Automatic argument and docstring parsing

As mentioned before, we automatically parse the function signature to extract the schema for the tool, and we parse the docstring to extract descriptions for the tool and for individual arguments. Some notes on that:

  1. The signature parsing is done via the inspect module. We use type annotations to understand the types for the arguments, and dynamically build a Pydantic model to represent the overall schema. It supports most types, including Python primitives, Pydantic models, TypedDicts, and more.
  2. We use griffe to parse docstrings. Supported docstring formats are google, sphinx and numpy. We attempt to automatically detect the docstring format, but this is best-effort and you can explicitly set it when calling function_tool. You can also disable docstring parsing by setting use_docstring_info to False.

The code for the schema extraction lives in agents.function_schema.

Agents as tools

In some workflows, you may want a central agent to orchestrate a network of specialized agents, instead of handing off control. You can do this by modeling agents as tools.

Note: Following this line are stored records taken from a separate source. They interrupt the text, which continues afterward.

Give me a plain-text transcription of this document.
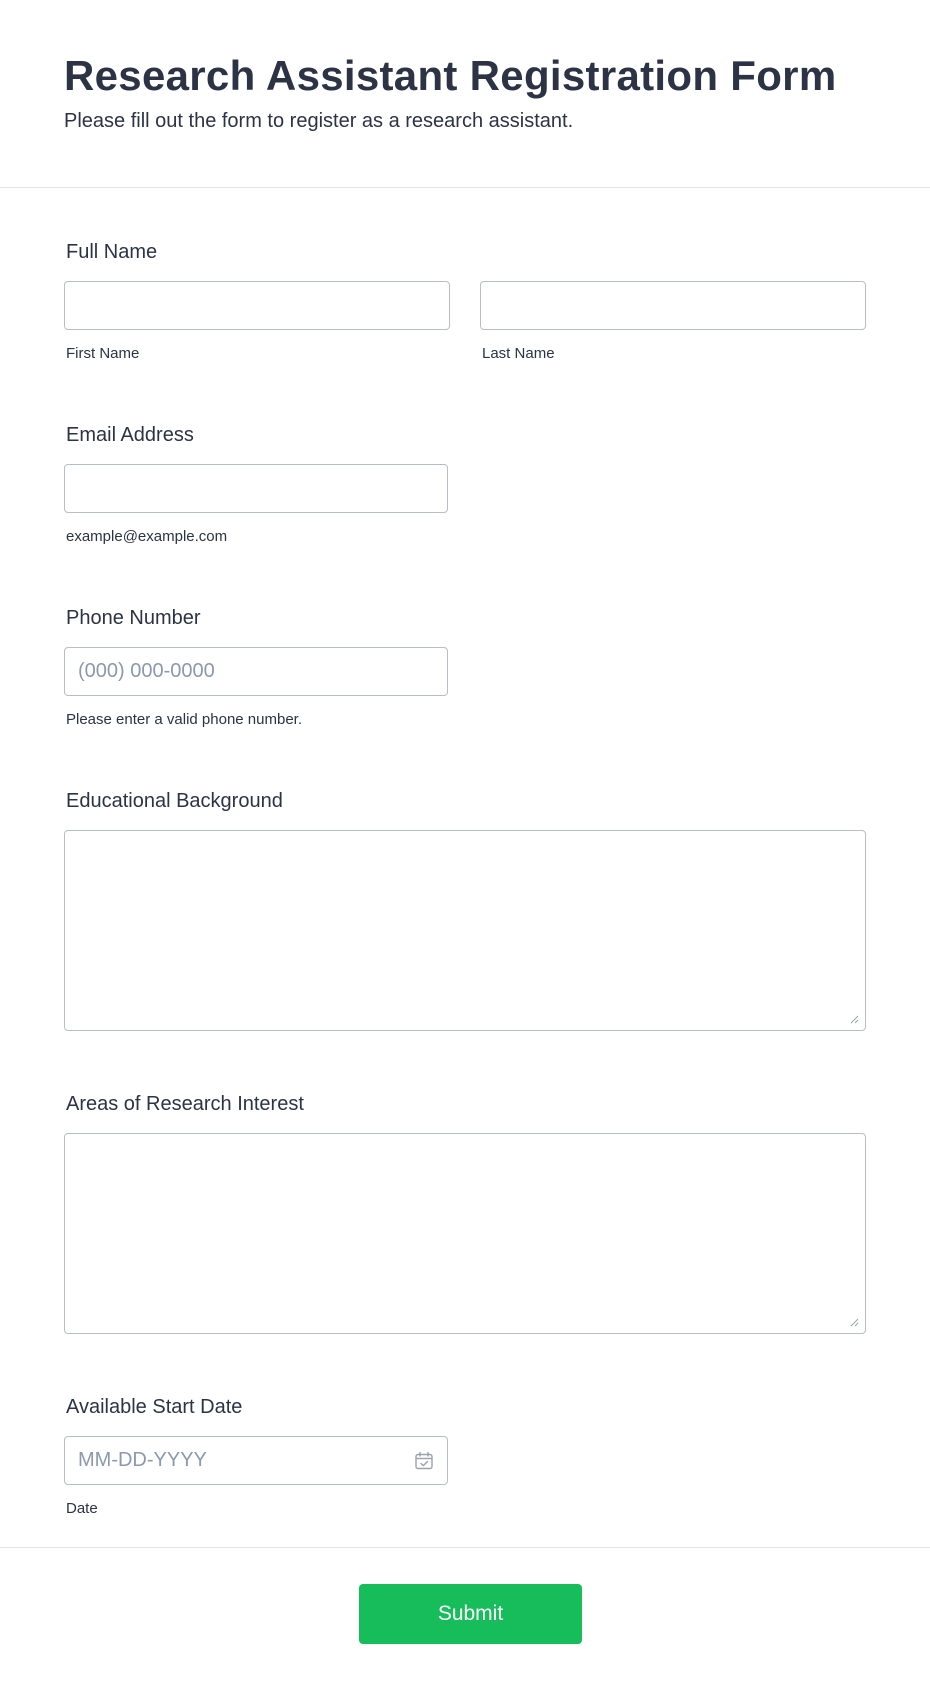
Research Assistant Registration Form

Please fill out the form to register as a research assistant.

Full Name
First Name	Last Name
Email Address
example@example.com
Phone Number
(000) 000-0000
Please enter a valid phone number.
Educational Background
Areas of Research Interest
Available Start Date
MM-DD-YYYY
Date
Submit
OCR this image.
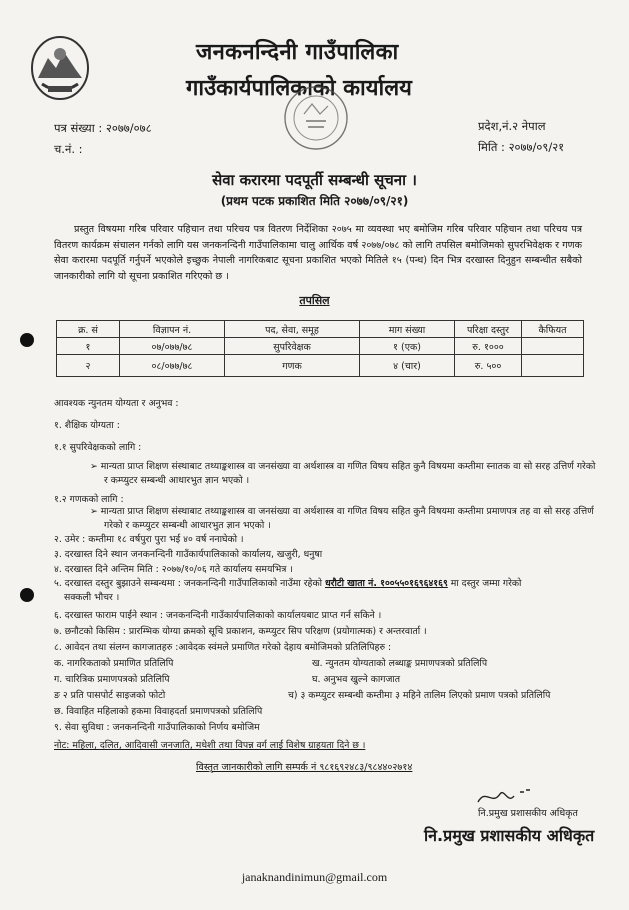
जनकनन्दिनी गाउँपालिका
गाउँकार्यपालिकाको कार्यालय
पत्र संख्या : २०७७/०७८
च.नं. :
प्रदेश,नं.२ नेपाल
मिति : २०७७/०९/२१
सेवा करारमा पदपूर्ती सम्बन्धी सूचना ।
(प्रथम पटक प्रकाशित मिति २०७७/०९/२१)
प्रस्तुत विषयमा गरिब परिवार पहिचान तथा परिचय पत्र वितरण निर्देशिका २०७५ मा व्यवस्था भए बमोजिम गरिब परिवार पहिचान तथा परिचय पत्र वितरण कार्यक्रम संचालन गर्नको लागि यस जनकनन्दिनी गाउँपालिकामा चालु आर्थिक वर्ष २०७७/०७८ को लागि तपसिल बमोजिमको सुपरभिवेक्षक र गणक सेवा करारमा पदपूर्ति गर्नुपर्ने भएकोले इच्छुक नेपाली नागरिकबाट सूचना प्रकाशित भएको मितिले १५ (पन्ध) दिन भित्र दरखास्त दिनुहुन सम्बन्धीत सबैको जानकारीको लागि यो सूचना प्रकाशित गरिएको छ ।
तपसिल
क्र. सं	विज्ञापन नं.	पद, सेवा, समूह	माग संख्या	परिक्षा दस्तुर	कैफियत
१	०७/०७७/७८	सुपरिवेक्षक	१ (एक)	रु. १०००	
२	०८/०७७/७८	गणक	४ (चार)	रु. ५००	
आवश्यक न्युनतम योग्यता र अनुभव :
१. शैक्षिक योग्यता :
१.१ सुपरिवेक्षकको लागि :
➢ मान्यता प्राप्त शिक्षण संस्थाबाट तथ्याङ्कशास्त्र वा जनसंख्या वा अर्थशास्त्र वा गणित विषय सहित कुनै विषयमा कम्तीमा स्नातक वा सो सरह उत्तिर्ण गरेको र कम्प्युटर सम्बन्धी आधारभुत ज्ञान भएको ।
१.२ गणकको लागि :
➢ मान्यता प्राप्त शिक्षण संस्थाबाट तथ्याङ्कशास्त्र वा जनसंख्या वा अर्थशास्त्र वा गणित विषय सहित कुनै विषयमा कम्तीमा प्रमाणपत्र तह वा सो सरह उत्तिर्ण गरेको र कम्प्युटर सम्बन्धी आधारभुत ज्ञान भएको ।
२. उमेर : कम्तीमा १८ वर्षपुरा पुरा भई ४० वर्ष ननाघेको ।
३. दरखास्त दिने स्थान जनकनन्दिनी गाउँकार्यपालिकाको कार्यालय, खजुरी, धनुषा
४. दरखास्त दिने अन्तिम मिति : २०७७/१०/०६ गते कार्यालय समयभित्र ।
५. दरखास्त दस्तुर बुझाउने सम्बन्धमा : जनकनन्दिनी गाउँपालिकाको नाउँमा रहेको धरौटी खाता नं. १००५५०१६९६४१६९ मा दस्तुर जम्मा गरेको
सक्कली भौचर ।
६. दरखास्त फाराम पाईने स्थान : जनकनन्दिनी गाउँकार्यपालिकाको कार्यालयबाट प्राप्त गर्न सकिने ।
७. छनौटको किसिम : प्रारम्भिक योग्या क्रमको सूचि प्रकाशन, कम्प्युटर सिप परिक्षण (प्रयोगात्मक) र अन्तरवार्ता ।
८. आवेदन तथा संलग्न कागजातहरु :आवेदक स्वंमले प्रमाणित गरेको देहाय बमोजिमको प्रतिलिपिहरु :
क. नागरिकताको प्रमाणित प्रतिलिपि	ख. न्युनतम योग्यताको लब्धाङ्क प्रमाणपत्रको प्रतिलिपि
ग. चारित्रिक प्रमाणपत्रको प्रतिलिपि	घ. अनुभव खुल्ने कागजात
ङ २ प्रति पासपोर्ट साइजको फोटो	च) ३ कम्प्युटर सम्बन्धी कम्तीमा ३ महिने तालिम लिएको प्रमाण पत्रको प्रतिलिपि
छ. विवाहित महिलाको हकमा विवाहदर्ता प्रमाणपत्रको प्रतिलिपि
९. सेवा सुविधा : जनकनन्दिनी गाउँपालिकाको निर्णय बमोजिम
नोट: महिला, दलित, आदिवासी जनजाति, मधेशी तथा विपन्न वर्ग लाई विशेष ग्राहयता दिने छ ।
विस्तृत जानकारीको लागि सम्पर्क नं ९८१६९२४८३/९८४४०२७१४
नि.प्रमुख प्रशासकीय अधिकृत
नि.प्रमुख प्रशासकीय अधिकृत
janaknandinimun@gmail.com
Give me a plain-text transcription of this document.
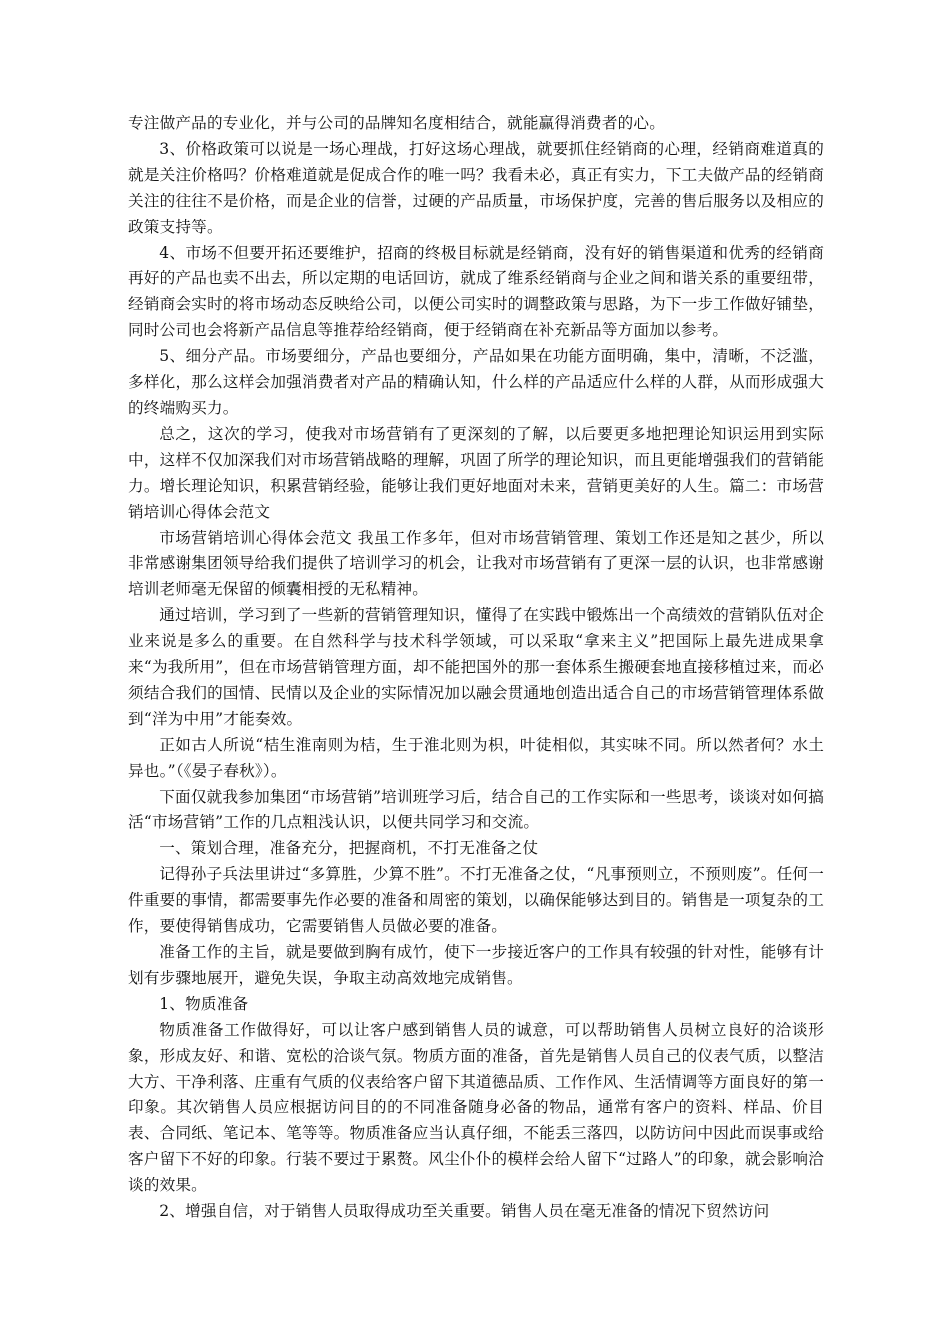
专注做产品的专业化，并与公司的品牌知名度相结合，就能赢得消费者的心。

3、价格政策可以说是一场心理战，打好这场心理战，就要抓住经销商的心理，经销商难道真的就是关注价格吗？价格难道就是促成合作的唯一吗？我看未必，真正有实力，下工夫做产品的经销商关注的往往不是价格，而是企业的信誉，过硬的产品质量，市场保护度，完善的售后服务以及相应的政策支持等。

4、市场不但要开拓还要维护，招商的终极目标就是经销商，没有好的销售渠道和优秀的经销商再好的产品也卖不出去，所以定期的电话回访，就成了维系经销商与企业之间和谐关系的重要纽带，经销商会实时的将市场动态反映给公司，以便公司实时的调整政策与思路，为下一步工作做好铺垫，同时公司也会将新产品信息等推荐给经销商，便于经销商在补充新品等方面加以参考。

5、细分产品。市场要细分，产品也要细分，产品如果在功能方面明确，集中，清晰，不泛滥，多样化，那么这样会加强消费者对产品的精确认知，什么样的产品适应什么样的人群，从而形成强大的终端购买力。

总之，这次的学习，使我对市场营销有了更深刻的了解，以后要更多地把理论知识运用到实际中，这样不仅加深我们对市场营销战略的理解，巩固了所学的理论知识，而且更能增强我们的营销能力。增长理论知识，积累营销经验，能够让我们更好地面对未来，营销更美好的人生。篇二：市场营销培训心得体会范文

市场营销培训心得体会范文 我虽工作多年，但对市场营销管理、策划工作还是知之甚少，所以非常感谢集团领导给我们提供了培训学习的机会，让我对市场营销有了更深一层的认识，也非常感谢培训老师毫无保留的倾囊相授的无私精神。

通过培训，学习到了一些新的营销管理知识，懂得了在实践中锻炼出一个高绩效的营销队伍对企业来说是多么的重要。在自然科学与技术科学领域，可以采取“拿来主义”把国际上最先进成果拿来“为我所用”，但在市场营销管理方面，却不能把国外的那一套体系生搬硬套地直接移植过来，而必须结合我们的国情、民情以及企业的实际情况加以融会贯通地创造出适合自己的市场营销管理体系做到“洋为中用”才能奏效。

正如古人所说“桔生淮南则为桔，生于淮北则为枳，叶徒相似，其实味不同。所以然者何？水土异也。”（《晏子春秋》）。

下面仅就我参加集团“市场营销”培训班学习后，结合自己的工作实际和一些思考，谈谈对如何搞活“市场营销”工作的几点粗浅认识，以便共同学习和交流。

一、策划合理，准备充分，把握商机，不打无准备之仗

记得孙子兵法里讲过“多算胜，少算不胜”。不打无准备之仗，“凡事预则立，不预则废”。任何一件重要的事情，都需要事先作必要的准备和周密的策划，以确保能够达到目的。销售是一项复杂的工作，要使得销售成功，它需要销售人员做必要的准备。

准备工作的主旨，就是要做到胸有成竹，使下一步接近客户的工作具有较强的针对性，能够有计划有步骤地展开，避免失误，争取主动高效地完成销售。

1、物质准备

物质准备工作做得好，可以让客户感到销售人员的诚意，可以帮助销售人员树立良好的洽谈形象，形成友好、和谐、宽松的洽谈气氛。物质方面的准备，首先是销售人员自己的仪表气质，以整洁大方、干净利落、庄重有气质的仪表给客户留下其道德品质、工作作风、生活情调等方面良好的第一印象。其次销售人员应根据访问目的的不同准备随身必备的物品，通常有客户的资料、样品、价目表、合同纸、笔记本、笔等等。物质准备应当认真仔细，不能丢三落四，以防访问中因此而误事或给客户留下不好的印象。行装不要过于累赘。风尘仆仆的模样会给人留下“过路人”的印象，就会影响洽谈的效果。

2、增强自信，对于销售人员取得成功至关重要。销售人员在毫无准备的情况下贸然访问
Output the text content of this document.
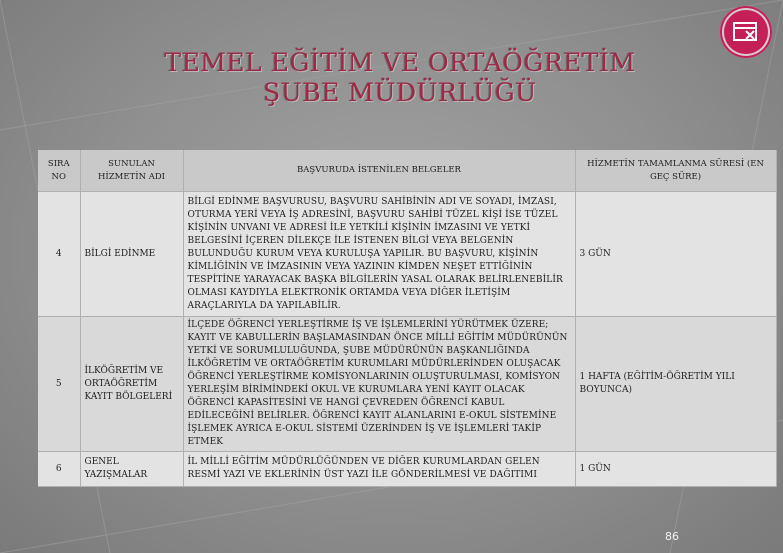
TEMEL EĞİTİM VE ORTAÖĞRETİM
ŞUBE MÜDÜRLÜĞÜ
SIRA NO	SUNULAN HİZMETİN ADI	BAŞVURUDA İSTENİLEN BELGELER	HİZMETİN TAMAMLANMA SÜRESİ (EN GEÇ SÜRE)
4	BİLGİ EDİNME	BİLGİ EDİNME BAŞVURUSU, BAŞVURU SAHİBİNİN ADI VE SOYADI, İMZASI, OTURMA YERİ VEYA İŞ ADRESİNİ, BAŞVURU SAHİBİ TÜZEL KİŞİ İSE TÜZEL KİŞİNİN UNVANI VE ADRESİ İLE YETKİLİ KİŞİNİN İMZASINI VE YETKİ BELGESİNİ İÇEREN DİLEKÇE İLE İSTENEN BİLGİ VEYA BELGENİN BULUNDUĞU KURUM VEYA KURULUŞA YAPILIR. BU BAŞVURU, KİŞİNİN KİMLİĞİNİN VE İMZASININ VEYA YAZININ KİMDEN NEŞET ETTİĞİNİN TESPİTİNE YARAYACAK BAŞKA BİLGİLERİN YASAL OLARAK BELİRLENEBİLİR OLMASI KAYDIYLA ELEKTRONİK ORTAMDA VEYA DİĞER İLETİŞİM ARAÇLARIYLA DA YAPILABİLİR.	3 GÜN
5	İLKÖĞRETİM VE ORTAÖĞRETİM KAYIT BÖLGELERİ	İLÇEDE ÖĞRENCİ YERLEŞTİRME İŞ VE İŞLEMLERİNİ YÜRÜTMEK ÜZERE; KAYIT VE KABULLERİN BAŞLAMASINDAN ÖNCE MİLLİ EĞİTİM MÜDÜRÜNÜN YETKİ VE SORUMLULUĞUNDA, ŞUBE MÜDÜRÜNÜN BAŞKANLIĞINDA İLKÖĞRETİM VE ORTAÖĞRETİM KURUMLARI MÜDÜRLERİNDEN OLUŞACAK ÖĞRENCİ YERLEŞTİRME KOMİSYONLARININ OLUŞTURULMASI, KOMİSYON YERLEŞİM BİRİMİNDEKİ OKUL VE KURUMLARA YENİ KAYIT OLACAK ÖĞRENCİ KAPASİTESİNİ VE HANGİ ÇEVREDEN ÖĞRENCİ KABUL EDİLECEĞİNİ BELİRLER. ÖĞRENCİ KAYIT ALANLARINI E-OKUL SİSTEMİNE İŞLEMEK AYRICA E-OKUL SİSTEMİ ÜZERİNDEN İŞ VE İŞLEMLERİ TAKİP ETMEK	1 HAFTA (EĞİTİM-ÖĞRETİM YILI BOYUNCA)
6	GENEL YAZIŞMALAR	İL MİLLİ EĞİTİM MÜDÜRLÜĞÜNDEN VE DİĞER KURUMLARDAN GELEN RESMİ YAZI VE EKLERİNİN ÜST YAZI İLE GÖNDERİLMESİ VE DAĞITIMI	1 GÜN
86
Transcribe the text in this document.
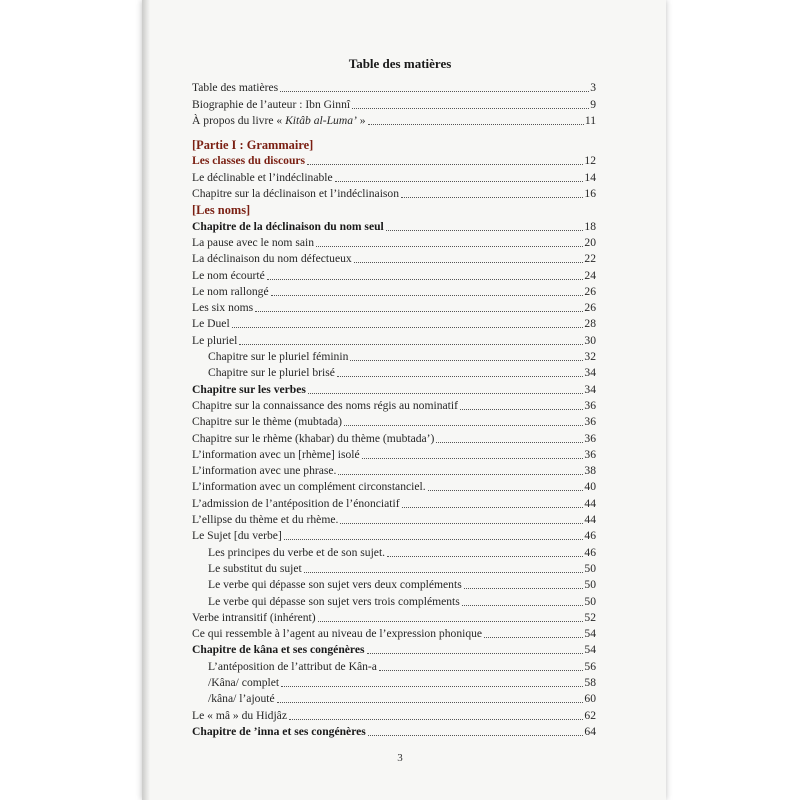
Table des matières
Table des matières	3
Biographie de l’auteur : Ibn Ginnî	9
À propos du livre « Kitâb al-Luma’ »	11
[Partie I : Grammaire]
Les classes du discours	12
Le déclinable et l’indéclinable	14
Chapitre sur la déclinaison et l’indéclinaison	16
[Les noms]
Chapitre de la déclinaison du nom seul	18
La pause avec le nom sain	20
La déclinaison du nom défectueux	22
Le nom écourté	24
Le nom rallongé	26
Les six noms	26
Le Duel	28
Le pluriel	30
Chapitre sur le pluriel féminin	32
Chapitre sur le pluriel brisé	34
Chapitre sur les verbes	34
Chapitre sur la connaissance des noms régis au nominatif	36
Chapitre sur le thème (mubtada)	36
Chapitre sur le rhème (khabar) du thème (mubtada’)	36
L’information avec un [rhème] isolé	36
L’information avec une phrase.	38
L’information avec un complément circonstanciel.	40
L’admission de l’antéposition de l’énonciatif	44
L’ellipse du thème et du rhème.	44
Le Sujet [du verbe]	46
Les principes du verbe et de son sujet.	46
Le substitut du sujet	50
Le verbe qui dépasse son sujet vers deux compléments	50
Le verbe qui dépasse son sujet vers trois compléments	50
Verbe intransitif (inhérent)	52
Ce qui ressemble à l’agent au niveau de l’expression phonique	54
Chapitre de kâna et ses congénères	54
L’antéposition de l’attribut de Kân-a	56
/Kâna/ complet	58
/kâna/ l’ajouté	60
Le « mâ » du Hidjâz	62
Chapitre de ’inna et ses congénères	64
3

from agents import Agent, Runner
import asyncio

spanish_agent = Agent(
    name="Spanish agent",
    instructions="You translate the user's message to Spanish",
)

french_agent = Agent(
    name="French agent",
    instructions="You translate the user's message to French",
)

orchestrator_agent = Agent(
    name="orchestrator_agent",
    instructions=(
        "You are a translation agent. You use the tools given to you to translate."
        "If asked for multiple translations, you call the relevant tools."
    ),
    tools=[
        spanish_agent.as_tool(
            tool_name="translate_to_spanish",
            tool_description="Translate the user's message to Spanish",
        ),
        french_agent.as_tool(
            tool_name="translate_to_french",
            tool_description="Translate the user's message to French",
        ),
    ],
)

async def main():
    result = await Runner.run(orchestrator_agent, input="Say 'Hello, how are you?' in Spanish.")
    print(result.final_output)

Handling errors in function tools

When you create a function tool via @function_tool, you can pass a failure_error_function. This is a function that provides an error response to the LLM in case the tool call crashes.

  • By default (i.e. if you don't pass anything), it runs a default_tool_error_function which tells the LLM an error occurred.
  • If you pass your own error function, it runs that instead, and sends the response to the LLM.
  • If you explicitly pass None, then any tool call errors will be re-raised for you to handle. This could be a ModelBehaviorError if the model produced invalid JSON, or a UserError if your code crashed, etc.

If you are manually creating a FunctionTool object, then you must handle errors inside the on_invoke_tool function.